Thomas Lélu’s oeuvre masterfully interweaves photography, installation art, and textual elements. His artistic pursuits frequently involve the appropriation and recontextualization of imagery from popular culture and media. Through his work, Lélu interrogates themes of contemporary society, consumerism, and media representation. As an artist with a peripatetic practice, he intentionally obscures the demarcation between professional and amateur, thereby challenging and desacralizing the status of the Contemporary Visual Artist. Nonetheless, Lélu adheres to scrupulous protocols of research, selection, extraction, and organization of images and words, which constitute the substratum of his work before they are metamorphosed and transposed. This methodology of exploration, archiving, and contextualization positions Thomas Lélu as one of the archaeologists of our present epoch.
Highly active on social networks, Lélu transforms the digital realm into his boundless studio and laboratory. His words, whether slogans, declarations, or poems, evoke haikus in their brevity and mantras in their didactic profundity. Despite their ostensibly naive appearance, marked by orthographic errors, these texts retain a nonchalance that has become his hallmark.

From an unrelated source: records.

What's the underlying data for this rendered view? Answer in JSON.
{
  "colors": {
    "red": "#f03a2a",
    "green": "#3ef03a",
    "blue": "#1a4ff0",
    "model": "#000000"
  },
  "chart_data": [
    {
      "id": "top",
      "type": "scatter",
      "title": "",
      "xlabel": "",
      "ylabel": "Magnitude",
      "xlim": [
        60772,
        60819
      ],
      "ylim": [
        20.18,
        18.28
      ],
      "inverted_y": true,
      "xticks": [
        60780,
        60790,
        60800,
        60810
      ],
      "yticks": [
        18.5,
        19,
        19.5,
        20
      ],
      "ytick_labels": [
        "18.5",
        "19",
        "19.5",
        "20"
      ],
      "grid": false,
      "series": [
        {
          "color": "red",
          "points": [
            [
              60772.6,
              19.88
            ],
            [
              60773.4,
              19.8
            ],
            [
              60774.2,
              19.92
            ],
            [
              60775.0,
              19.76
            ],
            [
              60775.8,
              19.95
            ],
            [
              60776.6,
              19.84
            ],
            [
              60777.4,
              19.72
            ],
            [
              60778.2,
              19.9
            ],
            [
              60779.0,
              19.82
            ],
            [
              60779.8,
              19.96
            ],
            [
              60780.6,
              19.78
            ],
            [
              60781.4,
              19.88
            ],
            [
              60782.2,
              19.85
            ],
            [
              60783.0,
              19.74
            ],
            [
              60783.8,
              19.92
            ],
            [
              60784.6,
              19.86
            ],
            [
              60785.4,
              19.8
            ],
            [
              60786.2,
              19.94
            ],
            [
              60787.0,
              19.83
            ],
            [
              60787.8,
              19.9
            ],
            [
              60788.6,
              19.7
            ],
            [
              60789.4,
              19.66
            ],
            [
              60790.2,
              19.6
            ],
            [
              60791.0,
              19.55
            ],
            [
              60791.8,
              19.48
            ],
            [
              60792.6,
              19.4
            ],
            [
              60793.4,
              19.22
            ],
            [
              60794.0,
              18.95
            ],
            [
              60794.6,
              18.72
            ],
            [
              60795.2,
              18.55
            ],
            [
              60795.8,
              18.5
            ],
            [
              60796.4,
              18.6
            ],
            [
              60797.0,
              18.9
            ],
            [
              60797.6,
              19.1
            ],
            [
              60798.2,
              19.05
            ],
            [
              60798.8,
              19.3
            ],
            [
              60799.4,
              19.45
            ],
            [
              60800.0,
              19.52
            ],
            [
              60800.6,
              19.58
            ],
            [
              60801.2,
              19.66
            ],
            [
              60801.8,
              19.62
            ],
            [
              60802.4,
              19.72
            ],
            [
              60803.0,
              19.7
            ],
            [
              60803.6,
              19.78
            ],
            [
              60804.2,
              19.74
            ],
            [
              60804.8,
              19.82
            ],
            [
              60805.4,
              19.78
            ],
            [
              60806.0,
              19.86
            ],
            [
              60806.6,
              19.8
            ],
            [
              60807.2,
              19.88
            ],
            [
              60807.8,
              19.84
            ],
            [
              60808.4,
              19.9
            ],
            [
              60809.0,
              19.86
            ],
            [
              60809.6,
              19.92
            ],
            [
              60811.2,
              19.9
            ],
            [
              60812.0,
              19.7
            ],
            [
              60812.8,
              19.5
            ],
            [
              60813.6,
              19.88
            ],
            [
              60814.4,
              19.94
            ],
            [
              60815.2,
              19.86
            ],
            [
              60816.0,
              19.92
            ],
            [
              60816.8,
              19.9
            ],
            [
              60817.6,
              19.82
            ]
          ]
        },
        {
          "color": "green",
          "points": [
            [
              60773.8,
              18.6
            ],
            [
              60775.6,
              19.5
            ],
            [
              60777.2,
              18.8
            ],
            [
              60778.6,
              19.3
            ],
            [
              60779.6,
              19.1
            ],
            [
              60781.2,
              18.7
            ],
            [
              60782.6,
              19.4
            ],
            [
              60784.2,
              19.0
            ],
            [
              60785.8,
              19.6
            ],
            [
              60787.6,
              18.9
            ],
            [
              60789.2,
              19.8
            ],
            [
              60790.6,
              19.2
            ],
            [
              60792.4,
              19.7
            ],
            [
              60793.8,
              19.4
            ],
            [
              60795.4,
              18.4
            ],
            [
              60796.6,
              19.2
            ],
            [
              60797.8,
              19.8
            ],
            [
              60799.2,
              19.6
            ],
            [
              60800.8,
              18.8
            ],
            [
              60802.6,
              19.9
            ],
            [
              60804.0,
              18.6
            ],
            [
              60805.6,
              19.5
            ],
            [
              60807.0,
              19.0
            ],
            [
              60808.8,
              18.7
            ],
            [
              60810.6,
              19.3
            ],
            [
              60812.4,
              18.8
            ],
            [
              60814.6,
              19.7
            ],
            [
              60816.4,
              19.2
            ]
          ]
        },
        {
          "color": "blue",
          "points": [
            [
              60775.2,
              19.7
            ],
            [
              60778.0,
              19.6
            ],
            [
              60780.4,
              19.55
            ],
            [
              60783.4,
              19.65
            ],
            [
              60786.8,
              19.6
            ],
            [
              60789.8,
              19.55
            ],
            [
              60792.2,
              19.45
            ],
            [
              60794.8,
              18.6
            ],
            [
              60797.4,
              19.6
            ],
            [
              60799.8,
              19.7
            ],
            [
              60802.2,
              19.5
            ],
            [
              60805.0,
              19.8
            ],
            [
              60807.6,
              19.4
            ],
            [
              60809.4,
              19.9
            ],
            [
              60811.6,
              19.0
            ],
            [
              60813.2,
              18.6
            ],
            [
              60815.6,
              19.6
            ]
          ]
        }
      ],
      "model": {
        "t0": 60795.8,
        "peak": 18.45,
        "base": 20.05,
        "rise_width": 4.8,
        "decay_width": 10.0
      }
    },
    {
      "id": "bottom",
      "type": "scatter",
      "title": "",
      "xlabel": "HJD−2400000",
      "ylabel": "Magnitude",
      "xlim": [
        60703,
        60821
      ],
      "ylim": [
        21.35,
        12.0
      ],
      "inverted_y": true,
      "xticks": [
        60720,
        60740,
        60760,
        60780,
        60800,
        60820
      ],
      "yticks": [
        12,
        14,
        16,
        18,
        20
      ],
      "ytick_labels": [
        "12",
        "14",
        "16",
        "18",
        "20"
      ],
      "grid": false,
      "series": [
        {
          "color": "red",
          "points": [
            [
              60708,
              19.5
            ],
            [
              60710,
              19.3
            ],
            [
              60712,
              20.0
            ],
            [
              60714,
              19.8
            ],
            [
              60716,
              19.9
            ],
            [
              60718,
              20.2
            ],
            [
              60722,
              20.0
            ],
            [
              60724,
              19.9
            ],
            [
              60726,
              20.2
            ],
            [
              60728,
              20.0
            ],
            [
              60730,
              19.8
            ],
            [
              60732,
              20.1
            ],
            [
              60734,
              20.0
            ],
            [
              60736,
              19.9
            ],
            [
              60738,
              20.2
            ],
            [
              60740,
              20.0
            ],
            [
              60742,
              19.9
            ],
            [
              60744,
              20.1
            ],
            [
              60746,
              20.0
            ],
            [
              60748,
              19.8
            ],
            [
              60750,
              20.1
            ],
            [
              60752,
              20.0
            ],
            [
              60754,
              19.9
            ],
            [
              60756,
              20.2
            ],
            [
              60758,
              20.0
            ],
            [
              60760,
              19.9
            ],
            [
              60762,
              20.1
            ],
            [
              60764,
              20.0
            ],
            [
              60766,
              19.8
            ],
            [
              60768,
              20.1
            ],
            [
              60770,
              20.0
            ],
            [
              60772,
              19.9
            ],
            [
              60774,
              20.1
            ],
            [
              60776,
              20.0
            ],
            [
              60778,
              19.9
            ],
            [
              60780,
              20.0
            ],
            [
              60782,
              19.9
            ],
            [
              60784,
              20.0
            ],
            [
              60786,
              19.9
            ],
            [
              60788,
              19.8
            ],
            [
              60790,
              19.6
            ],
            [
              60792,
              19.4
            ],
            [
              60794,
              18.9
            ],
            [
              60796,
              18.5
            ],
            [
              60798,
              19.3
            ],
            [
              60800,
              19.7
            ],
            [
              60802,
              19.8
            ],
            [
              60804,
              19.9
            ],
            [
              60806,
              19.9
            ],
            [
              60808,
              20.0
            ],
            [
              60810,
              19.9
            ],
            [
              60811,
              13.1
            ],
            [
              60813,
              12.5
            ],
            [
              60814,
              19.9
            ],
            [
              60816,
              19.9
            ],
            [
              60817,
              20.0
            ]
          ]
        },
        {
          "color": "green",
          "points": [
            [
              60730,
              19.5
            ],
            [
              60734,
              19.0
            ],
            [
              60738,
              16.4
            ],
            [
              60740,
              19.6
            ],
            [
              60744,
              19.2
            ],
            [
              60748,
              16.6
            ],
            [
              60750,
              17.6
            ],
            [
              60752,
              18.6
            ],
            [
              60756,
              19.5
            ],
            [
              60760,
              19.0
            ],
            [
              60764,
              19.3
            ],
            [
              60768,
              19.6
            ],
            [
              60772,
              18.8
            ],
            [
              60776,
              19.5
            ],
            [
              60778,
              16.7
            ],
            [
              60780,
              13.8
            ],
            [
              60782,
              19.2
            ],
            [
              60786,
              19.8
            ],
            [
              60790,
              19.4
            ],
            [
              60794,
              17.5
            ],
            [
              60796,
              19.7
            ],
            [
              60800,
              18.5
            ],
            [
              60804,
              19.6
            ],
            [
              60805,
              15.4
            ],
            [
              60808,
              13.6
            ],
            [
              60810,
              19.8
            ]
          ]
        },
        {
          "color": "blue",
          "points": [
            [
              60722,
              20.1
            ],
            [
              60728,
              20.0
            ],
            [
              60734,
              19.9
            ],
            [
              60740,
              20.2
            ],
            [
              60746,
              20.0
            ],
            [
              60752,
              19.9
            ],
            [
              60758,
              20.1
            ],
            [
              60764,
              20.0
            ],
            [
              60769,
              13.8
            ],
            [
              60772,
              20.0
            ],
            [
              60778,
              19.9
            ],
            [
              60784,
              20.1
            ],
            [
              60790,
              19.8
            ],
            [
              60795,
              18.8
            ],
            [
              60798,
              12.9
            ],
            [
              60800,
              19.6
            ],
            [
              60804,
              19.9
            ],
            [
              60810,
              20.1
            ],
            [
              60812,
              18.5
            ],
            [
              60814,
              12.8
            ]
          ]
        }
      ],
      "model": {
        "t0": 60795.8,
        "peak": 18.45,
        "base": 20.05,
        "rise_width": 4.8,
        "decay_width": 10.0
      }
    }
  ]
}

As a metaphor for the artist utilizing available means, Lélu employs rudimentary tools such as paper and pen to communicate within contemporary systems. An inadvertent influencer, he harnesses modern platforms to reach the broadest audience in real-time. Exposing himself vulnerably, he undertakes significant risks daily. Analogous to a 21st-century Arte Povera artist, he engages with modest materials such as discarded cardboard, upon which he spray-paints declarations. By reviving the protest ideals and the fusion of art and life from the 1960s-1970s Fluxus movement and Allan Kaprow, his cardboard works integrate art into the streets and vice versa. With a touch of irony, he subverts these protest attitudes with slogans reflective of our disillusioned era. Ultra-contemporary, Lélu apprehends the transitory nature of the modern world, where moments are ephemeral, dissipating into the vast expanse of digital information.
BIOGRAPHY
Thomas Lelu (1976, Seclin) is a French contemporary artist, exhibition curator, photographer, and fiction author. Trained at Ensad (National School of Decorative Arts), Thomas Lélu is also a communications teacher at the Penninghen school in Paris. His visual work has been exhibited in numerous galleries and museums around the world. He has published five novels, including Le Parisien (Flammarion), as well as essays such as The Manual of the Failed Photo (Léo Scheer) and After (Sternberg Press).